Emmanuel Macron‘s seemingly plunging popularity has prompted politicians to ask the centrist French President to avoid the campaign trail, it has been claimed.
French voters are heading to the polling stations for the second turn of the parliamentary election on Sunday.
After the strong performance of the far-right National Rally at the first turn on June 30, many of the weaker candidates on the left and centre blocs have agreed to withdraw from the race to avoid splitting the vote and to boost their chance of staving off the rise of Marine Le Pen‘s party.

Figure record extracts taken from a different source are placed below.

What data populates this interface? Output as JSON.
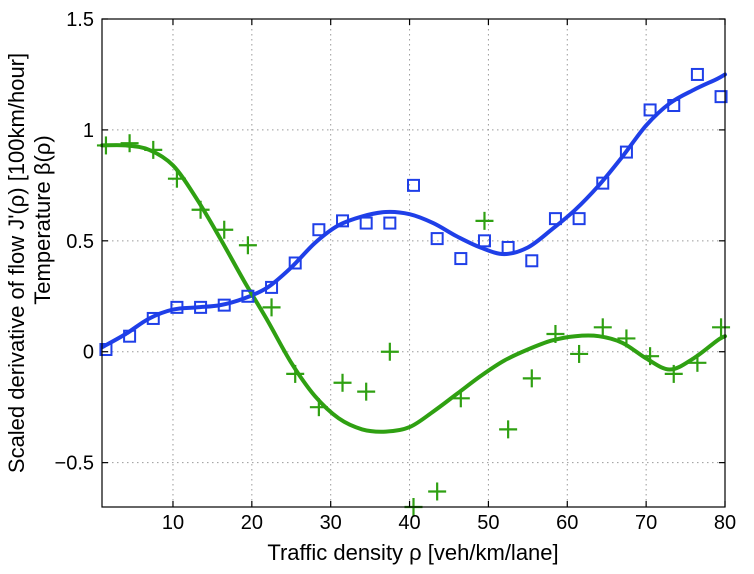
{
  "chart_data": {
    "type": "scatter",
    "title": "",
    "xlabel": "Traffic density ρ [veh/km/lane]",
    "ylabel_line1": "Scaled derivative of flow J'(ρ) [100km/hour]",
    "ylabel_line2": "Temperature β(ρ)",
    "xlim": [
      1,
      80
    ],
    "ylim": [
      -0.7,
      1.5
    ],
    "xticks": [
      10,
      20,
      30,
      40,
      50,
      60,
      70,
      80
    ],
    "yticks": [
      -0.5,
      0,
      0.5,
      1,
      1.5
    ],
    "ytick_labels": [
      "−0.5",
      "0",
      "0.5",
      "1",
      "1.5"
    ],
    "grid": true,
    "series": [
      {
        "name": "blue-squares",
        "marker": "square",
        "color": "#1f3fe8",
        "x": [
          1.5,
          4.5,
          7.5,
          10.5,
          13.5,
          16.5,
          19.5,
          22.5,
          25.5,
          28.5,
          31.5,
          34.5,
          37.5,
          40.5,
          43.5,
          46.5,
          49.5,
          52.5,
          55.5,
          58.5,
          61.5,
          64.5,
          67.5,
          70.5,
          73.5,
          76.5,
          79.5
        ],
        "y": [
          0.01,
          0.07,
          0.15,
          0.2,
          0.2,
          0.21,
          0.25,
          0.29,
          0.4,
          0.55,
          0.59,
          0.58,
          0.58,
          0.75,
          0.51,
          0.42,
          0.5,
          0.47,
          0.41,
          0.6,
          0.6,
          0.76,
          0.9,
          1.09,
          1.11,
          1.25,
          1.15
        ]
      },
      {
        "name": "blue-fit",
        "marker": "line",
        "color": "#1f3fe8",
        "x": [
          1,
          4,
          7,
          10,
          13,
          16,
          19,
          22,
          25,
          28,
          31,
          34,
          37,
          40,
          43,
          46,
          49,
          52,
          55,
          58,
          61,
          64,
          67,
          70,
          73,
          76,
          79,
          80
        ],
        "y": [
          0.02,
          0.08,
          0.15,
          0.19,
          0.2,
          0.21,
          0.24,
          0.29,
          0.38,
          0.49,
          0.57,
          0.61,
          0.63,
          0.62,
          0.58,
          0.52,
          0.47,
          0.44,
          0.47,
          0.55,
          0.64,
          0.75,
          0.88,
          1.02,
          1.12,
          1.18,
          1.23,
          1.25
        ]
      },
      {
        "name": "green-crosses",
        "marker": "cross",
        "color": "#2fa012",
        "x": [
          1.5,
          4.5,
          7.5,
          10.5,
          13.5,
          16.5,
          19.5,
          22.5,
          25.5,
          28.5,
          31.5,
          34.5,
          37.5,
          40.5,
          43.5,
          46.5,
          49.5,
          52.5,
          55.5,
          58.5,
          61.5,
          64.5,
          67.5,
          70.5,
          73.5,
          76.5,
          79.5
        ],
        "y": [
          0.93,
          0.94,
          0.91,
          0.78,
          0.64,
          0.55,
          0.48,
          0.2,
          -0.1,
          -0.25,
          -0.14,
          -0.18,
          0.0,
          -0.7,
          -0.63,
          -0.21,
          0.59,
          -0.35,
          -0.12,
          0.08,
          -0.01,
          0.11,
          0.06,
          -0.02,
          -0.1,
          -0.05,
          0.11
        ]
      },
      {
        "name": "green-fit",
        "marker": "line",
        "color": "#2fa012",
        "x": [
          1,
          4,
          7,
          10,
          13,
          16,
          19,
          22,
          25,
          28,
          31,
          34,
          37,
          40,
          43,
          46,
          49,
          52,
          55,
          58,
          61,
          64,
          67,
          70,
          73,
          76,
          79,
          80
        ],
        "y": [
          0.93,
          0.93,
          0.91,
          0.84,
          0.69,
          0.51,
          0.32,
          0.14,
          -0.05,
          -0.2,
          -0.3,
          -0.35,
          -0.36,
          -0.34,
          -0.27,
          -0.19,
          -0.11,
          -0.04,
          0.01,
          0.05,
          0.07,
          0.07,
          0.04,
          -0.03,
          -0.08,
          -0.03,
          0.05,
          0.07
        ]
      }
    ]
  }
}
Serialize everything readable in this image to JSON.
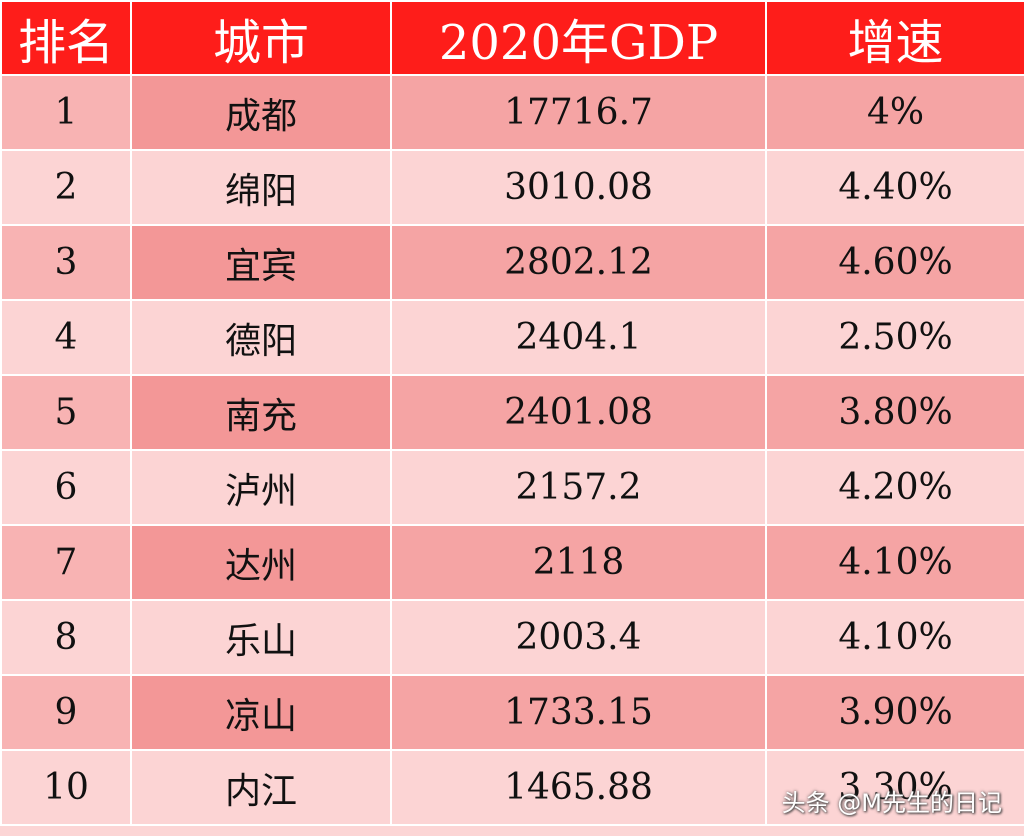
{
  "table": {
    "header": [
      "排名",
      "城市",
      "2020年GDP",
      "增速"
    ],
    "rows": [
      [
        "1",
        "成都",
        "17716.7",
        "4%"
      ],
      [
        "2",
        "绵阳",
        "3010.08",
        "4.40%"
      ],
      [
        "3",
        "宜宾",
        "2802.12",
        "4.60%"
      ],
      [
        "4",
        "德阳",
        "2404.1",
        "2.50%"
      ],
      [
        "5",
        "南充",
        "2401.08",
        "3.80%"
      ],
      [
        "6",
        "泸州",
        "2157.2",
        "4.20%"
      ],
      [
        "7",
        "达州",
        "2118",
        "4.10%"
      ],
      [
        "8",
        "乐山",
        "2003.4",
        "4.10%"
      ],
      [
        "9",
        "凉山",
        "1733.15",
        "3.90%"
      ],
      [
        "10",
        "内江",
        "1465.88",
        "3.30%"
      ]
    ]
  },
  "watermark": "头条 @M先生的日记"
}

Among the outgoing MPs who pulled out from the July 7 run-off are Bruno Millienne, the outgoing Democratic Movement MP for Yvelines, who claimed Mr Macron is detrimental to the centre-left campaign.
He said in an interview: “Yes, I told the Élysée, he is hated on the ground. And we’re paying dearly for this detestation and it’s unfair.”
Mr Macron has also been quietly removed from election material including leaflets to boost the chances of the centre-left, it has been claimed.
An unnamed minister told French news outlet Le Parisien that canvassers door-knocking ahead of the European elections last month found many voters reacted negatively to the president’s face on campaign literature.
Christophe Béchu, minister of ecological transition, publicly admitted Mr Macron had grown tiresome for some, although stressing in an interview with TF1 that this “wear and tear” is common to “all presidents of the Fifth Republic”.
In lieu of Mr Macron, the centrist coalition has made Gabriel Attal, France’s Prime Minister, the face of its campaign.
The anti-immigration, hard-right National Front surged to 34 percent while the leftist coalition New Popular Front gained 28.1 percent during the first turn, according to exit polls. The Together coalition representing Mr Macron’s party came in third with 20.3 percent.
Mr Macron surprisingly called a snap parliamentary elections in the wake of the crushing victory by Ms Le Pen’s party at the European elections in early June, a political gamble criticised by many as it risks handing a huge majority to the far-right.